Cenários noturnos assustadores alteram a percepção do repouso, comprometem a regulação emocional e servem como indicativo biológico de que a saúde mental ou neurológica precisa de atenção.
Por Sol Valls, Em La Nacion Publicado em 05/06/2026 – 14:54 – Foto: Freepik
Você corre, mas as pernas não avançam. Há alguém ou alguma coisa atrás. Tenta gritar, mas a voz não sai da garganta. O medo não é abstrato: é físico e incapacitante. Depois vem o despertar abrupto e a respiração ofegante em um quarto escuro que leva um tempo para voltar a parecer familiar. Há noites em que se acorda com o coração acelerado e com a sensação de não ter descansado nada, embora se tenha dormido as recomendadas oito horas. Isso levanta a questão: descansamos de verdade quando temos pesadelos? A ciência diz que não.
O que Acontece no Cérebro Durante um Pesadelo?
Os pesadelos são sonhos vívidos, emocionalmente intensos e de conteúdo negativo — envolvendo ameaças à sobrevivência, à integridade física ou à autoestima — que despertam quem os vivencia. Eles ocorrem predominantemente durante a fase REM (Rapid Eye Movement), etapa caracterizada pelo movimento rápido dos olhos e pela atividade cerebral mais intensa de todo o ciclo noturno. É nesse momento que o cérebro processa emoções e consolida memórias.
É fundamental que a medicina e os pacientes saibam distinguir os pesadelos dos chamados terrores noturnos, pois tratam-se de fenômenos biológicos completamente diferentes.
Diferenças Entre Pesadelos e Terrores Noturnos
- Fase do Sono: Enquanto os pesadelos acontecem no sono REM, os terrores noturnos são parassonias que ocorrem nas fases profundas do sono não REM.
- Nível de Consciência: Nos pesadelos, a pessoa desperta completamente e recupera a consciência do ambiente. Nos terrores, o indivíduo pode gritar e se agitar, mas permanece dormindo.
- Lembrança do Evento: Quem tem um pesadelo consegue se lembrar de detalhes das cenas ao acordar. Já nos terrores noturnos, raramente há qualquer recordação do episódio no dia seguinte.
O Sensores Técnicos Versus a Percepção do Corpo
Uma das questões que intrigam os pesquisadores é se os pesadelos alteram objetivamente a arquitetura física do sono ou se o impacto se limita à percepção subjetiva de quem os experimenta. Um estudo publicado na revista científica Borderline Personality Disorder and Emotion Dysregulation monitorou, por meio de polissonografia domiciliar, o sono de voluntários com pesadelos frequentes e de um grupo de controle.
Os resultados revelaram que as pessoas com pesadelos relataram pior qualidade de descanso, dificuldades ao despertar e sintomas de insônia. No entanto, os exames gráficos não mostraram diferenças significativas na duração global dos ciclos REM nem na densidade dos movimentos oculares.
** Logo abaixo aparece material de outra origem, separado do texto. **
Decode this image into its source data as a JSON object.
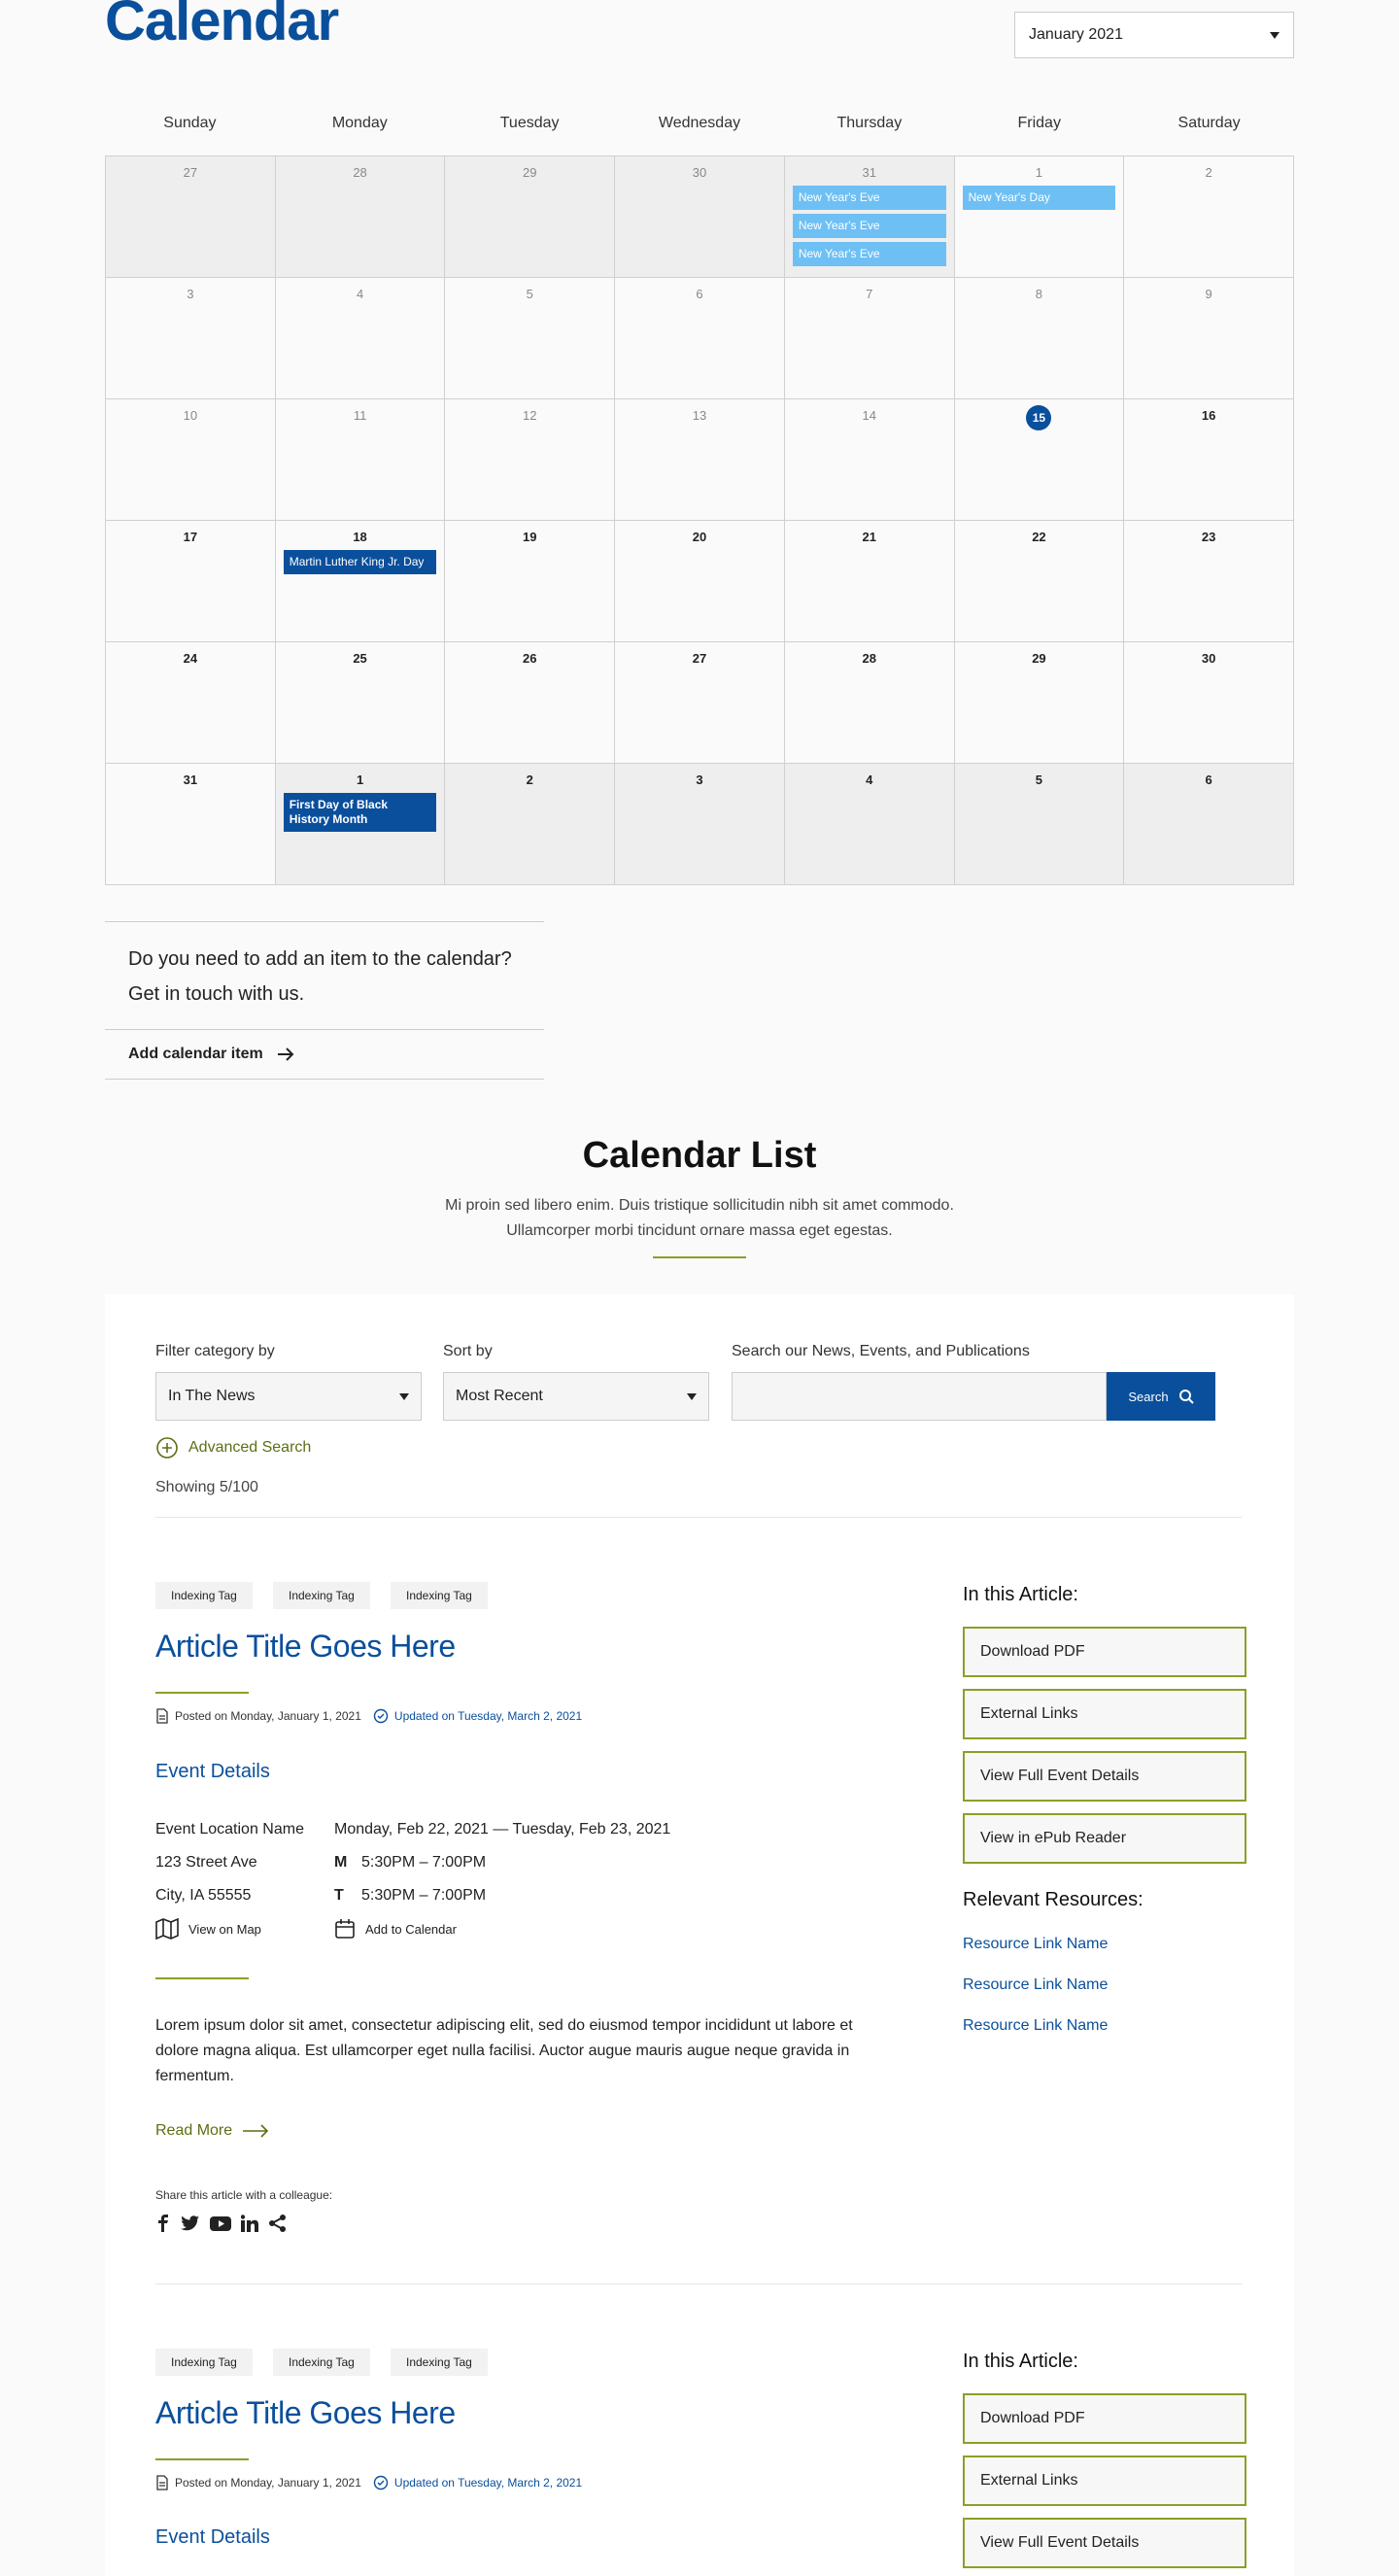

Tecnicamente, o cérebro estava cumprindo as etapas do sono, mas o indivíduo não registrava o descanso de forma restauradora. Os pesadelos provocam um comprometimento clínico significativo que exige atenção especializada, independentemente de o exame de polissonografia apontar uma estrutura normal.
Por outro lado, linhas de pesquisa complementares sugerem que, em casos crônicos, há sim uma perda de eficiência do sono, com redução da fase de ondas lentas — que é a etapa mais restauradora para o corpo — e um aumento de microdespertares ao longo da madrugada.
O Sono REM Como Laboratório Emocional Cortical
Para entender por que dormir não é o mesmo que descansar, é preciso compreender que o sono cumpre uma função que vai além do relaxamento muscular. O sono REM funciona como um “laboratório emocional”. Quando passamos por eventos estressantes acordados, é durante o sono REM que o cérebro descarrega a carga dramática dessas memórias, permitindo que elas sejam armazenadas sem o sofrimento inicial.
Quando um pesadelo interrompe esse ciclo de forma abrupta, fazendo a pessoa acordar assustada, esse processo de cura térmica e psicológica fica inacabado. A fragmentação constante do sono REM prejudica a capacidade do indivíduo de regular suas próprias emoções durante o dia. De acordo com Michael Schredl, pesquisador do Instituto Central de Saúde Mental da Universidade de Heidelberg, na Alemanha, a frequência dessas manifestações está diretamente ligada ao nível de estresse e à forma como o cérebro lida com a ansiedade em vigília.